岩見沢駅に昼時に降りたとしよう。腹がすいたな、ということで食堂を探す。しかし岩見沢というところは、駅前で昼餉(ランチ)にしようとすると意外と困るところなのだ。つまり岩見沢駅前に食堂は極端に少ない。
そんなとき、私が決まっていく店があって、それは交番の斜め向かいにある西谷食堂なのである。
この店は、いわゆる大衆食堂であり、たとえば車寅次郎が、なにげにそばでも食べている、そんな情景を思い浮かべていただければよろしい店だ。
メニューは豊富で、麺類でも、ご飯ものでもなんでもある。つまり、ないものはないのだが、私がきまって食べるのは丼ものなのである。
カツ丼
ここのカツ丼は妙にはまる。特別いい肉を使っているわけでもないし、カツがドンと厚いわけでもない。ただの淡々としたカツ丼であるのだが、しかし一口食べたとき、これはなんだ、なのである。そして食べすすめるうちに、ますます、これはなんだ、という思いが強くなる。

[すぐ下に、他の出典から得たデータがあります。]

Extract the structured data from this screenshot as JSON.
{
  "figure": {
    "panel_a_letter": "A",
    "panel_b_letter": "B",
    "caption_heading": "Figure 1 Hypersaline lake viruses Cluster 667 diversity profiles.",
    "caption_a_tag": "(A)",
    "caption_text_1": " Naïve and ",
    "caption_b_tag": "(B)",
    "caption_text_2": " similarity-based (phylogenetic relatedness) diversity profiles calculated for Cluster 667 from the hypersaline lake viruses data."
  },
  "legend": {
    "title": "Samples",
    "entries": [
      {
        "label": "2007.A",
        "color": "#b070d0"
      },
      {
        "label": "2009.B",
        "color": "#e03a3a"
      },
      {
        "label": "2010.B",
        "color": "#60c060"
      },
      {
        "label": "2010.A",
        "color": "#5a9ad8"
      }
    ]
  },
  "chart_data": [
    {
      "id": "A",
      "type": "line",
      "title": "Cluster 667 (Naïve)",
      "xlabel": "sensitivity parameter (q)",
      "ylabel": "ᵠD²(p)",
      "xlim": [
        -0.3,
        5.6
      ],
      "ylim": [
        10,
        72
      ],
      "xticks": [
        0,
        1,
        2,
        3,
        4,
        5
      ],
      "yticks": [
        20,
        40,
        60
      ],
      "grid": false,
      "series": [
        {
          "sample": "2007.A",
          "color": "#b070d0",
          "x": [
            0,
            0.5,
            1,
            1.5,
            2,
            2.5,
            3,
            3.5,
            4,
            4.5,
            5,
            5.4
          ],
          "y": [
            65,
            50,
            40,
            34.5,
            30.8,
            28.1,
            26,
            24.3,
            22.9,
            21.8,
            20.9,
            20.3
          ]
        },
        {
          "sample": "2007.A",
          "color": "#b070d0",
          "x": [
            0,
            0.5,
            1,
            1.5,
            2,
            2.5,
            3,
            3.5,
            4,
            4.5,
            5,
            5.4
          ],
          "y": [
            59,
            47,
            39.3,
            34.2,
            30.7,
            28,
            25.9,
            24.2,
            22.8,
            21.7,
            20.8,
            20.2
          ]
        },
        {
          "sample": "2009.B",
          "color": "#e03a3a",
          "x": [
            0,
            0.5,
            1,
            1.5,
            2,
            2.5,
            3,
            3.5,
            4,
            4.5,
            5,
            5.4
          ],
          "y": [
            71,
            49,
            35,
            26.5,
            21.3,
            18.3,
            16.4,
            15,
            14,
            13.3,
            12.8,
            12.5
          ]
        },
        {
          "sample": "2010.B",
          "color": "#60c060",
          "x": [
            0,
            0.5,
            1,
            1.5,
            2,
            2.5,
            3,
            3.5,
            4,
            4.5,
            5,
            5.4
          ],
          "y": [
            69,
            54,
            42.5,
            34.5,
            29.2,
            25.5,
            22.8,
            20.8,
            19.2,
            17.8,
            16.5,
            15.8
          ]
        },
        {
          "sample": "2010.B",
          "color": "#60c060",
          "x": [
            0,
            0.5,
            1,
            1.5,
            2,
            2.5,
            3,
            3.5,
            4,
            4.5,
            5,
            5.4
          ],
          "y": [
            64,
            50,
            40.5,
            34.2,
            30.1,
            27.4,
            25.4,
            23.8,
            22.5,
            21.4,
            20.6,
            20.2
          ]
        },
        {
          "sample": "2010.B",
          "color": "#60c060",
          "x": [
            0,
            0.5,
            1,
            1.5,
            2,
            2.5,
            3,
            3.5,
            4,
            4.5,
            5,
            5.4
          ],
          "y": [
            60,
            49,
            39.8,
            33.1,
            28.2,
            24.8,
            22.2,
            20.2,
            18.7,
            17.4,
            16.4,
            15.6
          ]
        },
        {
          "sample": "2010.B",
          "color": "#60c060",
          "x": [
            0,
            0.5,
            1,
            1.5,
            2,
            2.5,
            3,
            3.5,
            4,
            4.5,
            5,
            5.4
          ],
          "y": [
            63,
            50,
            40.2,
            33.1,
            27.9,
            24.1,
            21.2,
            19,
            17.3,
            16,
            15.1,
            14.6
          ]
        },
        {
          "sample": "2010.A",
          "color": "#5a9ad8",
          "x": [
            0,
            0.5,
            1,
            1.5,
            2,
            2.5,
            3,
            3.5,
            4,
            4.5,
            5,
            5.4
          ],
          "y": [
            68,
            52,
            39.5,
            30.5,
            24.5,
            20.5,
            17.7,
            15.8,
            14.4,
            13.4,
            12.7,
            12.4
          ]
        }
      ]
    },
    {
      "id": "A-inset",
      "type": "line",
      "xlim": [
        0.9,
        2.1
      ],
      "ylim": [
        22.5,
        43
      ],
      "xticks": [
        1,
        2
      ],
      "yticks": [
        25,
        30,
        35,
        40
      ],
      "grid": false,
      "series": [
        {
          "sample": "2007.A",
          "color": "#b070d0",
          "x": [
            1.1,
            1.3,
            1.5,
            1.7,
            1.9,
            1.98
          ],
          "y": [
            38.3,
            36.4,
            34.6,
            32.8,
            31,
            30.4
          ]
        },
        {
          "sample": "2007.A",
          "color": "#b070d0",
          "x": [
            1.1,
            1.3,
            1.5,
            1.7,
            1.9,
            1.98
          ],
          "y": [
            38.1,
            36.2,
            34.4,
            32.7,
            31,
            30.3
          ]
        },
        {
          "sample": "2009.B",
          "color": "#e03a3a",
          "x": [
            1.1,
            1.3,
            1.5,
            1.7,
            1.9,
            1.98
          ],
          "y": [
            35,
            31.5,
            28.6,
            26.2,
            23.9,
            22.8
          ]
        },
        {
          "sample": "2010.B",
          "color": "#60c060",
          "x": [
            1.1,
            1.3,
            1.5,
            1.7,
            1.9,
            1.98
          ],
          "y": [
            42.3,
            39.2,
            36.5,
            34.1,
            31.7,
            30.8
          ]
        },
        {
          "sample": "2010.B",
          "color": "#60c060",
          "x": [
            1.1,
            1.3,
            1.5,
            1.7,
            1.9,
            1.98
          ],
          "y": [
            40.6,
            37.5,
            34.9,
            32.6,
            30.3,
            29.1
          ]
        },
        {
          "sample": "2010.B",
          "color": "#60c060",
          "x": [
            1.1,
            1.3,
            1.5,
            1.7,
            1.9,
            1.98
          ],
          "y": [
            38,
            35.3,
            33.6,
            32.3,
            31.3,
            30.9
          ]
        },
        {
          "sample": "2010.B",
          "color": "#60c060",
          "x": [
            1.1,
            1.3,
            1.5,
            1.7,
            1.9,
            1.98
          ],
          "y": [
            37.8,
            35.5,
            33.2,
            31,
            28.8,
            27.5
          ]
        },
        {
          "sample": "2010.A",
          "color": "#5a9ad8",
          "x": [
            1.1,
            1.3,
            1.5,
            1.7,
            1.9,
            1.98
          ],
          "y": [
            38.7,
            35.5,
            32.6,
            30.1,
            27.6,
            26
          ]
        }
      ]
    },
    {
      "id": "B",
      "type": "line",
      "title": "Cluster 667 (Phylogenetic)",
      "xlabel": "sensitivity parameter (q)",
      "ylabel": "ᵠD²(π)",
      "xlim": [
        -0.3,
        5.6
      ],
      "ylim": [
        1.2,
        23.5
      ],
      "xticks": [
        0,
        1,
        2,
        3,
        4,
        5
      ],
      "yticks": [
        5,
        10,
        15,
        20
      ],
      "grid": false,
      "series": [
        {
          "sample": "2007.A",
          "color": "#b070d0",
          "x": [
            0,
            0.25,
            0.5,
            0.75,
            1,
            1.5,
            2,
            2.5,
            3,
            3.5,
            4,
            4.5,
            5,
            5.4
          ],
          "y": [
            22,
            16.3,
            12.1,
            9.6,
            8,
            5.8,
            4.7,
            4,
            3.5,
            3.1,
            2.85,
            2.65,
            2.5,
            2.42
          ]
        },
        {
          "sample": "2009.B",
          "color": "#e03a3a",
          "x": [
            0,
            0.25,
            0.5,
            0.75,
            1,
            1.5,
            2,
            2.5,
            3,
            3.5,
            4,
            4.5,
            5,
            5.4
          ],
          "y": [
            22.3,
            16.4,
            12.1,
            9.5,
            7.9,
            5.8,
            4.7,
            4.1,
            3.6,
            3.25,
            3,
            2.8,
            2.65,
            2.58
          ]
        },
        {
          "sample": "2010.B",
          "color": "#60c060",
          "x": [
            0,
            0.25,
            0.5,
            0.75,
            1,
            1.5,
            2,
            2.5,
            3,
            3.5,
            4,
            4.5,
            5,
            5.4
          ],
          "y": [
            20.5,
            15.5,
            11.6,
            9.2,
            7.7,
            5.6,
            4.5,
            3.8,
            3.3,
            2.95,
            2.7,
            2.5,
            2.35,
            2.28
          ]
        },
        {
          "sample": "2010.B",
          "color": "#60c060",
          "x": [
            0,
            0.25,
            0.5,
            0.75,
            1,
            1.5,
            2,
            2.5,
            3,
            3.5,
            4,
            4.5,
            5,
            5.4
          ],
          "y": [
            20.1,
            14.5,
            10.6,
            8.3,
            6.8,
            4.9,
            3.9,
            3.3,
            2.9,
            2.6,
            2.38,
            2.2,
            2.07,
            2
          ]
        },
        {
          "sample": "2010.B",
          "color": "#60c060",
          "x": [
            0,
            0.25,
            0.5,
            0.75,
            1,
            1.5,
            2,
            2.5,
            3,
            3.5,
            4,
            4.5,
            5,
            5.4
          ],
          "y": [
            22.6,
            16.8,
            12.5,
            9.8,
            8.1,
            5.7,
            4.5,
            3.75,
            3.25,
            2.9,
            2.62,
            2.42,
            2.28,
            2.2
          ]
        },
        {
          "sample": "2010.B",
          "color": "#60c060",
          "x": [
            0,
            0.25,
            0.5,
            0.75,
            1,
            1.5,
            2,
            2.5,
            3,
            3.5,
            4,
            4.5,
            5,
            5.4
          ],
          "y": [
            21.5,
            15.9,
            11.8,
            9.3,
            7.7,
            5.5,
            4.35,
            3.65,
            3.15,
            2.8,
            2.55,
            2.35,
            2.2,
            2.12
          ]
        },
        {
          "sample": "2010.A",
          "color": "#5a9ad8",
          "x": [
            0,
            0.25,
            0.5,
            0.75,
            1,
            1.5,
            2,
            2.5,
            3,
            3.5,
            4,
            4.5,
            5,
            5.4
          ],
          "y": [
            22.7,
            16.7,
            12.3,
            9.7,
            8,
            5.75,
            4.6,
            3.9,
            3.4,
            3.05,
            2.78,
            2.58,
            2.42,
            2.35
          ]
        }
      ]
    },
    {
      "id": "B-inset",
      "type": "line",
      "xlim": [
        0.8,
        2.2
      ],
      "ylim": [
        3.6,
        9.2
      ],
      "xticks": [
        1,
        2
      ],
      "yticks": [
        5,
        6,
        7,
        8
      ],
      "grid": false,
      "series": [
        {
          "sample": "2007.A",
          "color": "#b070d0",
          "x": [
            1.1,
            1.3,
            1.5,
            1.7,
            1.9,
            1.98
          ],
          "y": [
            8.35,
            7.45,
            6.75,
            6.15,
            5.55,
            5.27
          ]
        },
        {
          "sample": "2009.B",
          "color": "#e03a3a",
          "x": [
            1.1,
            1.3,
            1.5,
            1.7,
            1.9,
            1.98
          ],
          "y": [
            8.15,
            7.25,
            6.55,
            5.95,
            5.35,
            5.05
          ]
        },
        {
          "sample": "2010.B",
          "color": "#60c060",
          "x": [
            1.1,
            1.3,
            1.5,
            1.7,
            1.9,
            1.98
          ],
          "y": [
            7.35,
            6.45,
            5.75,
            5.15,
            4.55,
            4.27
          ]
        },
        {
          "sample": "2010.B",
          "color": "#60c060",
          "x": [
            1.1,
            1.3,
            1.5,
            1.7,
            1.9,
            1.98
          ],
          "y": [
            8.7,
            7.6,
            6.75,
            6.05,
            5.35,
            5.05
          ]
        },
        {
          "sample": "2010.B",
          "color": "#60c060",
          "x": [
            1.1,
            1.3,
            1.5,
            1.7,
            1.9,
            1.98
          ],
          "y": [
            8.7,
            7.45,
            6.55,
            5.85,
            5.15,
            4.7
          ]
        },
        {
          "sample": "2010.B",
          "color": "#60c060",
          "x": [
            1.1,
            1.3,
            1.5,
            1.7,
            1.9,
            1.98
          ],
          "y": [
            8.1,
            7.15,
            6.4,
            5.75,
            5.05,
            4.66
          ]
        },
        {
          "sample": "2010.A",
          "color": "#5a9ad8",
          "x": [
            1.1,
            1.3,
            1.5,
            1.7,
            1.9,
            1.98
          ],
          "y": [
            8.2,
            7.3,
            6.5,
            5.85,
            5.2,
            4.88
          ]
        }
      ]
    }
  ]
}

その、これはなんだ、の正体は、生姜味なのだ。それはたとえば、しょうが焼き定食の味がかつどんになったと思っていただければよろしいわけで、あたしの知る限り、生姜味のカツ丼は、ここ西谷食堂でしかお目にかかれないのである。つまりこれも岩見沢の誇る国士無双ということになるだろう。
それは暫く経つとまた食べたくなる、という習慣性が強い味なのであり、私は、ついつい西谷食堂へ足が向いてしまうのである。
開花丼
そしてもうひとつの贔屓は開花丼である。私の住んでるところには存在しない、たぶん北海道オリジナルのこのネーミングの丼は、他人丼といっていまえばそれまでなのだが、それをわざわざ開花丼と呼ぶところに、岩見沢の、北海道の食のプライドがある。